Rien de plus faux, à mon sens, que ce jugement. Le prince Napoléon est évidemment dupe des apparences. Il est même dupe des mots. De ce que M. Taine compare la Révolution à une métamorphose d’insecte, il conclut que M. Taine n’est en effet qu’un entomologiste, un myope, uniquement attentif aux petites choses, comme si, au contraire, cette comparaison n’impliquait pas une vue très générale sur l’histoire de la Révolution. Des petits faits entassés par M. Taine dans presque tous ses ouvrages, le prince ne voit que le nombre, il ne voit pas la puissance avec laquelle ils sont enchaînés et classés et qu’ils ne sont là que pour préparer et appuyer les généralisations les plus hardies.

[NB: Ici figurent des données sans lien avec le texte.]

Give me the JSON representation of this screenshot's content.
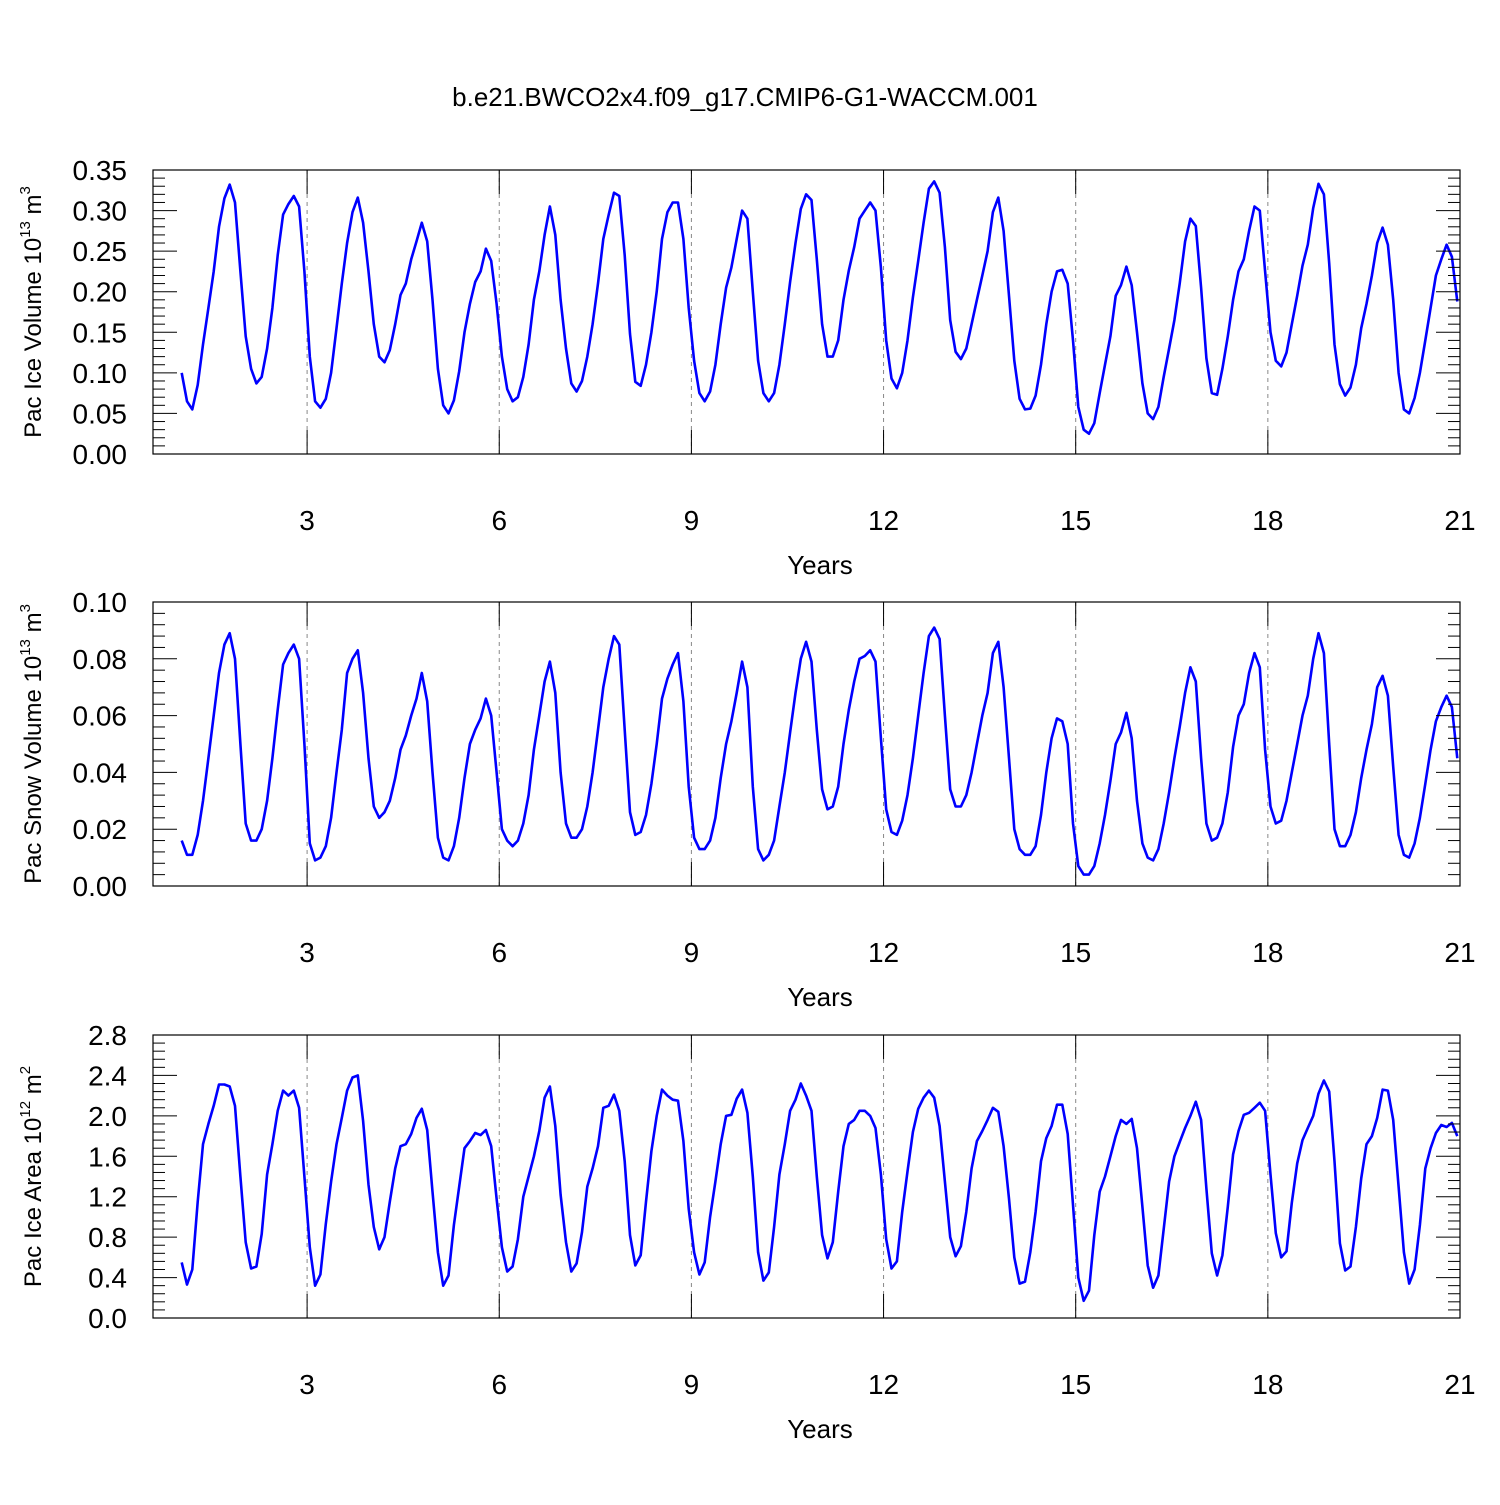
{
  "title": "b.e21.BWCO2x4.f09_g17.CMIP6-G1-WACCM.001",
  "colors": {
    "series": "#0000ff",
    "axis": "#000000",
    "grid": "#888888"
  },
  "chart_data": [
    {
      "type": "line",
      "ylabel": {
        "main": "Pac Ice Volume 10",
        "sup": "13",
        "unit": " m",
        "unit_sup": "3"
      },
      "xlabel": "Years",
      "xlim": [
        1.0,
        21.0
      ],
      "ylim": [
        0.0,
        0.35
      ],
      "xticks": [
        3,
        6,
        9,
        12,
        15,
        18,
        21
      ],
      "yticks": [
        "0.00",
        "0.05",
        "0.10",
        "0.15",
        "0.20",
        "0.25",
        "0.30",
        "0.35"
      ],
      "series": [
        {
          "x_start": 1.0417,
          "x_step": 0.08333,
          "values": [
            0.1,
            0.065,
            0.055,
            0.085,
            0.135,
            0.18,
            0.225,
            0.28,
            0.315,
            0.332,
            0.31,
            0.225,
            0.145,
            0.105,
            0.087,
            0.095,
            0.13,
            0.18,
            0.245,
            0.295,
            0.308,
            0.318,
            0.305,
            0.225,
            0.12,
            0.065,
            0.057,
            0.068,
            0.1,
            0.155,
            0.21,
            0.26,
            0.298,
            0.316,
            0.285,
            0.225,
            0.16,
            0.12,
            0.113,
            0.128,
            0.16,
            0.196,
            0.21,
            0.24,
            0.262,
            0.285,
            0.262,
            0.19,
            0.105,
            0.06,
            0.05,
            0.066,
            0.102,
            0.15,
            0.185,
            0.212,
            0.225,
            0.253,
            0.238,
            0.185,
            0.12,
            0.08,
            0.065,
            0.07,
            0.095,
            0.135,
            0.19,
            0.225,
            0.27,
            0.305,
            0.27,
            0.19,
            0.13,
            0.087,
            0.077,
            0.09,
            0.12,
            0.16,
            0.21,
            0.265,
            0.295,
            0.322,
            0.318,
            0.245,
            0.148,
            0.089,
            0.084,
            0.11,
            0.15,
            0.2,
            0.265,
            0.298,
            0.31,
            0.31,
            0.265,
            0.18,
            0.115,
            0.075,
            0.065,
            0.077,
            0.11,
            0.16,
            0.205,
            0.23,
            0.265,
            0.3,
            0.29,
            0.2,
            0.115,
            0.075,
            0.065,
            0.075,
            0.11,
            0.16,
            0.212,
            0.26,
            0.302,
            0.32,
            0.313,
            0.24,
            0.16,
            0.12,
            0.12,
            0.14,
            0.19,
            0.226,
            0.255,
            0.29,
            0.3,
            0.31,
            0.3,
            0.23,
            0.14,
            0.093,
            0.081,
            0.1,
            0.14,
            0.193,
            0.238,
            0.285,
            0.327,
            0.336,
            0.322,
            0.255,
            0.165,
            0.126,
            0.117,
            0.13,
            0.16,
            0.19,
            0.22,
            0.25,
            0.298,
            0.316,
            0.275,
            0.195,
            0.115,
            0.068,
            0.055,
            0.056,
            0.072,
            0.11,
            0.16,
            0.2,
            0.225,
            0.227,
            0.21,
            0.14,
            0.058,
            0.03,
            0.025,
            0.038,
            0.075,
            0.11,
            0.145,
            0.195,
            0.208,
            0.231,
            0.208,
            0.15,
            0.087,
            0.05,
            0.043,
            0.058,
            0.095,
            0.13,
            0.165,
            0.21,
            0.262,
            0.29,
            0.281,
            0.205,
            0.118,
            0.075,
            0.073,
            0.105,
            0.145,
            0.19,
            0.225,
            0.24,
            0.275,
            0.305,
            0.3,
            0.225,
            0.15,
            0.115,
            0.108,
            0.125,
            0.16,
            0.195,
            0.232,
            0.258,
            0.303,
            0.333,
            0.32,
            0.235,
            0.135,
            0.086,
            0.072,
            0.082,
            0.11,
            0.155,
            0.185,
            0.22,
            0.26,
            0.279,
            0.258,
            0.19,
            0.1,
            0.055,
            0.05,
            0.069,
            0.1,
            0.14,
            0.18,
            0.22,
            0.24,
            0.258,
            0.243,
            0.188
          ]
        }
      ]
    },
    {
      "type": "line",
      "ylabel": {
        "main": "Pac Snow Volume 10",
        "sup": "13",
        "unit": " m",
        "unit_sup": "3"
      },
      "xlabel": "Years",
      "xlim": [
        1.0,
        21.0
      ],
      "ylim": [
        0.0,
        0.1
      ],
      "xticks": [
        3,
        6,
        9,
        12,
        15,
        18,
        21
      ],
      "yticks": [
        "0.00",
        "0.02",
        "0.04",
        "0.06",
        "0.08",
        "0.10"
      ],
      "series": [
        {
          "x_start": 1.0417,
          "x_step": 0.08333,
          "values": [
            0.016,
            0.011,
            0.011,
            0.018,
            0.03,
            0.045,
            0.06,
            0.075,
            0.085,
            0.089,
            0.08,
            0.05,
            0.022,
            0.016,
            0.016,
            0.02,
            0.03,
            0.045,
            0.062,
            0.078,
            0.082,
            0.085,
            0.08,
            0.05,
            0.015,
            0.009,
            0.01,
            0.014,
            0.024,
            0.04,
            0.055,
            0.075,
            0.08,
            0.083,
            0.068,
            0.045,
            0.028,
            0.024,
            0.026,
            0.03,
            0.038,
            0.048,
            0.053,
            0.06,
            0.066,
            0.075,
            0.065,
            0.04,
            0.017,
            0.01,
            0.009,
            0.014,
            0.024,
            0.038,
            0.05,
            0.055,
            0.059,
            0.066,
            0.06,
            0.04,
            0.02,
            0.016,
            0.014,
            0.016,
            0.022,
            0.032,
            0.048,
            0.06,
            0.072,
            0.079,
            0.068,
            0.04,
            0.022,
            0.017,
            0.017,
            0.02,
            0.028,
            0.04,
            0.055,
            0.07,
            0.08,
            0.088,
            0.085,
            0.055,
            0.026,
            0.018,
            0.019,
            0.025,
            0.036,
            0.05,
            0.066,
            0.073,
            0.078,
            0.082,
            0.065,
            0.035,
            0.017,
            0.013,
            0.013,
            0.016,
            0.024,
            0.038,
            0.05,
            0.058,
            0.068,
            0.079,
            0.07,
            0.035,
            0.013,
            0.009,
            0.011,
            0.016,
            0.028,
            0.04,
            0.054,
            0.068,
            0.08,
            0.086,
            0.079,
            0.055,
            0.034,
            0.027,
            0.028,
            0.035,
            0.05,
            0.062,
            0.072,
            0.08,
            0.081,
            0.083,
            0.079,
            0.052,
            0.027,
            0.019,
            0.018,
            0.023,
            0.032,
            0.045,
            0.06,
            0.075,
            0.088,
            0.091,
            0.087,
            0.06,
            0.034,
            0.028,
            0.028,
            0.032,
            0.04,
            0.05,
            0.06,
            0.068,
            0.082,
            0.086,
            0.07,
            0.045,
            0.02,
            0.013,
            0.011,
            0.011,
            0.014,
            0.025,
            0.04,
            0.052,
            0.059,
            0.058,
            0.05,
            0.022,
            0.007,
            0.004,
            0.004,
            0.007,
            0.015,
            0.025,
            0.037,
            0.05,
            0.054,
            0.061,
            0.052,
            0.03,
            0.015,
            0.01,
            0.009,
            0.013,
            0.022,
            0.033,
            0.045,
            0.056,
            0.068,
            0.077,
            0.072,
            0.045,
            0.022,
            0.016,
            0.017,
            0.022,
            0.033,
            0.049,
            0.06,
            0.064,
            0.075,
            0.082,
            0.077,
            0.048,
            0.028,
            0.022,
            0.023,
            0.03,
            0.04,
            0.05,
            0.06,
            0.067,
            0.08,
            0.089,
            0.082,
            0.05,
            0.02,
            0.014,
            0.014,
            0.018,
            0.026,
            0.038,
            0.048,
            0.057,
            0.07,
            0.074,
            0.067,
            0.042,
            0.018,
            0.011,
            0.01,
            0.015,
            0.024,
            0.036,
            0.048,
            0.058,
            0.063,
            0.067,
            0.063,
            0.045
          ]
        }
      ]
    },
    {
      "type": "line",
      "ylabel": {
        "main": "Pac Ice Area 10",
        "sup": "12",
        "unit": " m",
        "unit_sup": "2"
      },
      "xlabel": "Years",
      "xlim": [
        1.0,
        21.0
      ],
      "ylim": [
        0.0,
        2.8
      ],
      "xticks": [
        3,
        6,
        9,
        12,
        15,
        18,
        21
      ],
      "yticks": [
        "0.0",
        "0.4",
        "0.8",
        "1.2",
        "1.6",
        "2.0",
        "2.4",
        "2.8"
      ],
      "series": [
        {
          "x_start": 1.0417,
          "x_step": 0.08333,
          "values": [
            0.55,
            0.33,
            0.48,
            1.15,
            1.72,
            1.92,
            2.1,
            2.31,
            2.31,
            2.29,
            2.1,
            1.4,
            0.75,
            0.49,
            0.51,
            0.83,
            1.42,
            1.72,
            2.05,
            2.25,
            2.2,
            2.25,
            2.08,
            1.4,
            0.7,
            0.32,
            0.43,
            0.93,
            1.35,
            1.72,
            1.98,
            2.25,
            2.38,
            2.4,
            1.95,
            1.32,
            0.9,
            0.68,
            0.8,
            1.15,
            1.48,
            1.7,
            1.72,
            1.82,
            1.98,
            2.07,
            1.86,
            1.25,
            0.65,
            0.32,
            0.42,
            0.92,
            1.3,
            1.68,
            1.75,
            1.83,
            1.81,
            1.86,
            1.7,
            1.18,
            0.7,
            0.46,
            0.51,
            0.78,
            1.2,
            1.4,
            1.6,
            1.85,
            2.18,
            2.29,
            1.9,
            1.22,
            0.75,
            0.46,
            0.54,
            0.85,
            1.3,
            1.48,
            1.7,
            2.08,
            2.1,
            2.21,
            2.05,
            1.55,
            0.82,
            0.52,
            0.62,
            1.15,
            1.65,
            2.0,
            2.26,
            2.2,
            2.16,
            2.15,
            1.75,
            1.08,
            0.65,
            0.43,
            0.55,
            1.0,
            1.35,
            1.72,
            2.0,
            2.01,
            2.17,
            2.26,
            2.03,
            1.4,
            0.65,
            0.37,
            0.45,
            0.9,
            1.42,
            1.72,
            2.05,
            2.16,
            2.32,
            2.2,
            2.05,
            1.4,
            0.82,
            0.59,
            0.75,
            1.25,
            1.7,
            1.92,
            1.96,
            2.05,
            2.05,
            2.0,
            1.88,
            1.42,
            0.78,
            0.49,
            0.56,
            1.05,
            1.45,
            1.84,
            2.07,
            2.18,
            2.25,
            2.18,
            1.9,
            1.35,
            0.8,
            0.61,
            0.71,
            1.05,
            1.48,
            1.75,
            1.85,
            1.96,
            2.08,
            2.04,
            1.7,
            1.18,
            0.6,
            0.34,
            0.36,
            0.65,
            1.05,
            1.55,
            1.78,
            1.9,
            2.11,
            2.11,
            1.82,
            1.12,
            0.4,
            0.17,
            0.27,
            0.82,
            1.25,
            1.4,
            1.6,
            1.8,
            1.96,
            1.92,
            1.97,
            1.68,
            1.1,
            0.52,
            0.3,
            0.42,
            0.88,
            1.35,
            1.6,
            1.74,
            1.88,
            2.0,
            2.14,
            1.96,
            1.28,
            0.64,
            0.42,
            0.62,
            1.1,
            1.62,
            1.85,
            2.01,
            2.03,
            2.08,
            2.13,
            2.05,
            1.42,
            0.84,
            0.6,
            0.66,
            1.14,
            1.53,
            1.76,
            1.88,
            2.0,
            2.22,
            2.35,
            2.24,
            1.55,
            0.74,
            0.47,
            0.51,
            0.9,
            1.38,
            1.72,
            1.8,
            1.98,
            2.26,
            2.25,
            1.96,
            1.3,
            0.65,
            0.34,
            0.48,
            0.92,
            1.48,
            1.68,
            1.83,
            1.91,
            1.89,
            1.93,
            1.8
          ]
        }
      ]
    }
  ]
}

C’est une fantaisie étrange que de traiter d’entomologiste l’homme qui a écrit l’introduction de l’Histoire de la littérature anglaise, les chapitres sur Milton et sur Shakespeare, les dernières pages de l’Intelligence ou le parallèle de l’homme antique et de l’homme moderne dans le troisième volume (je crois) des Origines de la France contemporaine. Je ne pensais pas qu’il pût échapper à personne que M. Taine est un des esprits les plus invinciblement généralisateurs qui se soient vus. Je ne pensais pas non plus qu’on pût nier les qualités de composition de M. Taine. Sa composition n’est que trop serrée ; les parties de chacun de ses ouvrages ne sont que trop étroitement liées et subordonnées les unes aux autres ; on y voudrait un peu plus de jeu et un peu plus d’air. Or, apprenez que « ses articles ne sont qu’une mosaïque ; on n’y sent aucune unité de travail. » Le prince est dupe, cette fois, d’une apparence typographique, de la multiplicité des guillemets.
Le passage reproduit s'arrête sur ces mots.